For iPhone iOS 5 Safari, the textStatus
is error
and JSON.stringify(jqXHR)
is {"readyState":0,"responseText":"","status":0,"statusText":"error"}
.
The request is performed using the following code in test.html
:
<script type="text/javascript">
function test_ok(data) {
alert('Test OK, data: ' + JSON.stringify(data));
}
function testFail(jqXHR, textStatus) {
alert(textStatus + ' | ' + JSON.stringify(jqXHR));
}
function get_data(testurl) {
var senddata, request;
alert('Request for ' + testurl + ' started.');
window.testid = new Date().getTime();
senddata = {
background: true,
requestId: window.testid
};
request = $.ajax({
url: testurl,
cache: false,
type: "GET",
data: senddata,
success: test_ok
});
request.fail(testFail);
}
</script>
<input type="button" onclick="get_data('do_get_data.php')" value="test sending" />
For reference, do_get_data.php
looks like this:
<?php
$id = md5(rand() . rand());
trigger_error(implode("\t", array('start', $id, $_SERVER['REQUEST_URI'], $_SERVER['REMOTE_ADDR'], $_SERVER['USER_AGENT']));
sleep(10);
header('Content-Type: application/json');
$json = json_encode(array('msg'=>'Test was OK'));
trigger_error(implode("\t", array('echo', $id, $json));
echo $json;
?>
I've been given to understand, that causes of status code 0 are (1) loading from file://
, (2) unreachable network resource and (3) cross domain policy. Since you load PHP, we can safely rule number 1 and since your server logs Safari also the number 2 too, which leaves us with 3. Does all of the above code sit on the same domain? If not, use the Access-Control-Allow-Origin
HTTP header in the PHP to allow cross domain requests.

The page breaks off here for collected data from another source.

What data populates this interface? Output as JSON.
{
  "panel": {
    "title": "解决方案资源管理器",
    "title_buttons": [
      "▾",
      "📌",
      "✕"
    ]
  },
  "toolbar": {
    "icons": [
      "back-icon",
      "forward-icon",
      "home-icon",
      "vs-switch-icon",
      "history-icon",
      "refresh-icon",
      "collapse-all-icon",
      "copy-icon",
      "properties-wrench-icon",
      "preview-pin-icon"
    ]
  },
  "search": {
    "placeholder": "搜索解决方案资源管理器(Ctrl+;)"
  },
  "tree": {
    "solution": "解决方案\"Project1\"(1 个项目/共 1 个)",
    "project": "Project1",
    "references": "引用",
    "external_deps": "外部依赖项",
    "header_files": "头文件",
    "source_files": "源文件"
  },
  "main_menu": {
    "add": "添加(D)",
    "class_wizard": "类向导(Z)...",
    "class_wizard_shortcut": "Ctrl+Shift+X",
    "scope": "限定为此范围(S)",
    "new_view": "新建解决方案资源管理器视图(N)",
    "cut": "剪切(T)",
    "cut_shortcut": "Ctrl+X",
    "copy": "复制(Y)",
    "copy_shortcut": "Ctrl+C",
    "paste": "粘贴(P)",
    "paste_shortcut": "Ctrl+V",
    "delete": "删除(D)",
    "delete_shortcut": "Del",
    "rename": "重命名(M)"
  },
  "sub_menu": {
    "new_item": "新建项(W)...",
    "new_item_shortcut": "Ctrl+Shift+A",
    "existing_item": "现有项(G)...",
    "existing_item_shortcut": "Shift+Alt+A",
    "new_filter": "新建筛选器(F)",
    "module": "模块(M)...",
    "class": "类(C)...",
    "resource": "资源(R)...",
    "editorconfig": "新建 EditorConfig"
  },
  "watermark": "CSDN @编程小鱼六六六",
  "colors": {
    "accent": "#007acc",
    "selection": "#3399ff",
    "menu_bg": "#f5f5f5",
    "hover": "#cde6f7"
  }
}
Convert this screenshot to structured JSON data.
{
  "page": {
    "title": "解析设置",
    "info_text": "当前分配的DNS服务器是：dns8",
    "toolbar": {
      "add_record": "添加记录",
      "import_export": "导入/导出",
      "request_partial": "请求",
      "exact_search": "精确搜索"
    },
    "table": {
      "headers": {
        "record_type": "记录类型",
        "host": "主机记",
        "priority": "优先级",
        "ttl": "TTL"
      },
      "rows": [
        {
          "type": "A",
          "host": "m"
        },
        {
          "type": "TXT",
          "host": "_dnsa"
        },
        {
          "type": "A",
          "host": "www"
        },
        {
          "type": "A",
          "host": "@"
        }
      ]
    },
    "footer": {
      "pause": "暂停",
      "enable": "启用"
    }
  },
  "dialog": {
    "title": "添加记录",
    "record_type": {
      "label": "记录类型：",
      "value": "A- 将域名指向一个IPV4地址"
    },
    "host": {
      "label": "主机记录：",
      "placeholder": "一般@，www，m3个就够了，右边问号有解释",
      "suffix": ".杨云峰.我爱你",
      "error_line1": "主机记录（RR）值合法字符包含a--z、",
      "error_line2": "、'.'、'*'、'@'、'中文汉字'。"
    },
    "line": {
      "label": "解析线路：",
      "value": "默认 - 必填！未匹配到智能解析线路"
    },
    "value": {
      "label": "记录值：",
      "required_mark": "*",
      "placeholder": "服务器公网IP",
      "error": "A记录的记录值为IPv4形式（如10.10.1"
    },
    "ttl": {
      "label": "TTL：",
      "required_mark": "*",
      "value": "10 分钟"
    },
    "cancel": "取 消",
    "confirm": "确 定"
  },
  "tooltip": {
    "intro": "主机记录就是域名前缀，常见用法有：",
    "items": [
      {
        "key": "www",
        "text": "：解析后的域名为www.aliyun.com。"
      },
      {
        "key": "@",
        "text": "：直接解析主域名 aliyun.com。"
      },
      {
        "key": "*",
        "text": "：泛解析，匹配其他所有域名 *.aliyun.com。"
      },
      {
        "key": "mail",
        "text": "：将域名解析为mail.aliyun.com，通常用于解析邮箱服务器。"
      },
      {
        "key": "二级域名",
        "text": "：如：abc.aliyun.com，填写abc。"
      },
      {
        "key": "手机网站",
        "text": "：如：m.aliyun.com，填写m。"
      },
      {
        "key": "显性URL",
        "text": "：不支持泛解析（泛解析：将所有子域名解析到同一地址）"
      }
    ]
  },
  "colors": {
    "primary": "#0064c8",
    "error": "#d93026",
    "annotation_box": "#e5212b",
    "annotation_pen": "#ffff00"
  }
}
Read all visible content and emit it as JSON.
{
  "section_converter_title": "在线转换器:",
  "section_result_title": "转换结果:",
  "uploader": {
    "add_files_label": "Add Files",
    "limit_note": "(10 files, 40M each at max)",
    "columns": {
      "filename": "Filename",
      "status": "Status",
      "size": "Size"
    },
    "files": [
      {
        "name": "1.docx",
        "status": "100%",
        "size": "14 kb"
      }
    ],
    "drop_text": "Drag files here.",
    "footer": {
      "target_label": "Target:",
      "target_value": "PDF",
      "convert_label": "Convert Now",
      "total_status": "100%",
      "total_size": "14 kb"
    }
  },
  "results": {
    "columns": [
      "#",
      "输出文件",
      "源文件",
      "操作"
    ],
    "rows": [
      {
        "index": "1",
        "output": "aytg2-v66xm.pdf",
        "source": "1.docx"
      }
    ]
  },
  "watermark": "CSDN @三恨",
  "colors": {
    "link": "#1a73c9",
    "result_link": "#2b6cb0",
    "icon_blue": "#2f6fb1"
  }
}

header('Access-Control-Allow-Origin: http://example.org')
Also, you should make sure, the click on the button input performs only the onclick
and not any other default behavior (whatever that may be on the iOS). Returning false
from the onclick
handler would prevent it:
<input type="button" onclick="get_data('do_get_data.php'); return false" ... />
UPDATE:
As a last resort you can always simply disable the cache manifest to move its maybe buggy implementation out of the way.
I have struggled with this for a while and the answer was in the bug report answers:
use
NETWORK: *
in the cache manifest to avoid caching the ajax request too.